[Forty-one years in India by Frederick Sleigh Roberts]@TWC D-Link bookForty-one years in India CHAPTER II 2/9
I was much surprised and amused by the circumstance of my host smoking a _hookah_ even at meals, for he was one of the few Englishmen who still indulged in that luxury, as it was then considered.
The sole duty of one servant, called the _hookah-bardar_, was to prepare the pipe for his master, and to have it ready at all times. My next resting-place was Cawnpore, my birthplace, where I remained a few days.
The Cawnpore division was at that time commanded by an officer of the name of Palmer, who had only recently attained the rank of Brigadier-General, though he could not have been less than sixty-eight years of age, being of the same standing as my father. From Cawnpore I went to Meerut, and there came across, for the first time, the far-famed Bengal Horse Artillery, and made the acquaintance of a set of officers who more than realized my expectations regarding the wearers of the much-coveted jacket, association with whom created in me a fixed resolve to leave no stone unturned in the endeavour to become a horse gunner.
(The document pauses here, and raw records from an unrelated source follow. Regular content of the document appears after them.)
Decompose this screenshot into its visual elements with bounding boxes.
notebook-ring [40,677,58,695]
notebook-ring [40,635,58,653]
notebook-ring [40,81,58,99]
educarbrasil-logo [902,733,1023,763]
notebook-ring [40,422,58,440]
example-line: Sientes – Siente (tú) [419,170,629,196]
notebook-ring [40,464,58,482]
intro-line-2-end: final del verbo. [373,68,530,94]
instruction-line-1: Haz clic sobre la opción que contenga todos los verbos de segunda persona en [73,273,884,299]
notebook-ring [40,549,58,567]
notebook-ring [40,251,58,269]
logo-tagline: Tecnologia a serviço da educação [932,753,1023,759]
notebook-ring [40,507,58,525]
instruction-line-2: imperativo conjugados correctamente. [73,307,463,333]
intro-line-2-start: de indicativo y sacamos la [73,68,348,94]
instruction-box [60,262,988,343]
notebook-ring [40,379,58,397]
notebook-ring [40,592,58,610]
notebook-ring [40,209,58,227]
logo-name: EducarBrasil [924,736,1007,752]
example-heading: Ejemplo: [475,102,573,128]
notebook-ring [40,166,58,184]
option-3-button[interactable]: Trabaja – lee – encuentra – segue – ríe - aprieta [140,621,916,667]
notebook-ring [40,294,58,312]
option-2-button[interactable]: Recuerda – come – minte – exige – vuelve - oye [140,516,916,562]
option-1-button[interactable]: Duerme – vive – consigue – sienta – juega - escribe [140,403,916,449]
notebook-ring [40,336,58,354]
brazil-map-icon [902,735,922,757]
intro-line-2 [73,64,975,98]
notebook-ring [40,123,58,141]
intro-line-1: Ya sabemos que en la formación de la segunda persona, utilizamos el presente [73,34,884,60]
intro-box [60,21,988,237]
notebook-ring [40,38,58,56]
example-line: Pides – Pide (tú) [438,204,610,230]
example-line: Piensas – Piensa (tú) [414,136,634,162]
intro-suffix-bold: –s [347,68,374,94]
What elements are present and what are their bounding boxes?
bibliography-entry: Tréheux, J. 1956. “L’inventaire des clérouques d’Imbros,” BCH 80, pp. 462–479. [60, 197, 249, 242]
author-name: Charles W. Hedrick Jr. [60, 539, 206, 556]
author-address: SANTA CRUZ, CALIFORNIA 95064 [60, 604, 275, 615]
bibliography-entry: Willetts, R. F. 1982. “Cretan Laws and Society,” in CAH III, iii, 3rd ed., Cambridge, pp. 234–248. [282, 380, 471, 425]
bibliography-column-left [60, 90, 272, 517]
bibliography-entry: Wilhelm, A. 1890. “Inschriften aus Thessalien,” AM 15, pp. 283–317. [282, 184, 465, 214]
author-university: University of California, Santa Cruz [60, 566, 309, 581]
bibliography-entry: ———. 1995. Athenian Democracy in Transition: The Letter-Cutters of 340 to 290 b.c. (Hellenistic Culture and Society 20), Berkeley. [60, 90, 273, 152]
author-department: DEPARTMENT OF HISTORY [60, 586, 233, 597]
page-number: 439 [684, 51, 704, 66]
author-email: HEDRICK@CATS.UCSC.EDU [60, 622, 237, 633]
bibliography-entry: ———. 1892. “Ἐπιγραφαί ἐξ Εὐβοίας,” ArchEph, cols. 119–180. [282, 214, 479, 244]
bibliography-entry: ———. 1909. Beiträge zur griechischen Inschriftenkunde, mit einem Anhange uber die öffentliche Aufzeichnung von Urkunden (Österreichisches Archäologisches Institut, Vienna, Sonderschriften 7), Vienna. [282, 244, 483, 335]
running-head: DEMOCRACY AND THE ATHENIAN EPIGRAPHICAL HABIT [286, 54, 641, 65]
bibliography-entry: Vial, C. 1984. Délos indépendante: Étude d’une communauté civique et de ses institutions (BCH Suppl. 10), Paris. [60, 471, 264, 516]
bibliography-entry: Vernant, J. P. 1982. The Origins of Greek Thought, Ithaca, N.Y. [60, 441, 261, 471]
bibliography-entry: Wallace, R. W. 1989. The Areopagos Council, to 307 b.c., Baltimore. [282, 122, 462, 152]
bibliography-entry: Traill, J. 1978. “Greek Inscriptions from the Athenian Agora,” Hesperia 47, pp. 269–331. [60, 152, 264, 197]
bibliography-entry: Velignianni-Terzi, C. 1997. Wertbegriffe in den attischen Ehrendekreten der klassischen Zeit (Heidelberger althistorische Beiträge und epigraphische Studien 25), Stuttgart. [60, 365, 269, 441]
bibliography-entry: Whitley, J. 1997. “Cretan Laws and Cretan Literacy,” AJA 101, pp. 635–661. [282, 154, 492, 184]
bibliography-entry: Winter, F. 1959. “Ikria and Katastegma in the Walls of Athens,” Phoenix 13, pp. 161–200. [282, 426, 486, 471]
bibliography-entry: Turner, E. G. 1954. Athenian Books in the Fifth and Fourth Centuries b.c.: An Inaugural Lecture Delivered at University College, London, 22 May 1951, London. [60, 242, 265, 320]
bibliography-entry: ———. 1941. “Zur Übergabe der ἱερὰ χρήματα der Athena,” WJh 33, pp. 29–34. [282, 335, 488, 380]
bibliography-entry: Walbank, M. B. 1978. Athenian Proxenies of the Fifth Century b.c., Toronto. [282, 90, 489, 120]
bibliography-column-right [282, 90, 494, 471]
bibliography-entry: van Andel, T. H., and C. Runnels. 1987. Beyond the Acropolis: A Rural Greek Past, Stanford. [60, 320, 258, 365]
Like the Cavalry and Infantry of the East India Company's service, the Artillery suffered somewhat from the employment of many of its best officers on the staff and in civil appointments; the officers selected were not seconded or replaced in their regiments.
This was the case in a less degree, no doubt, in the Horse Artillery than in the other branches, for its _esprit_ was great, and officers were proud to belong to this _corps d'elite_.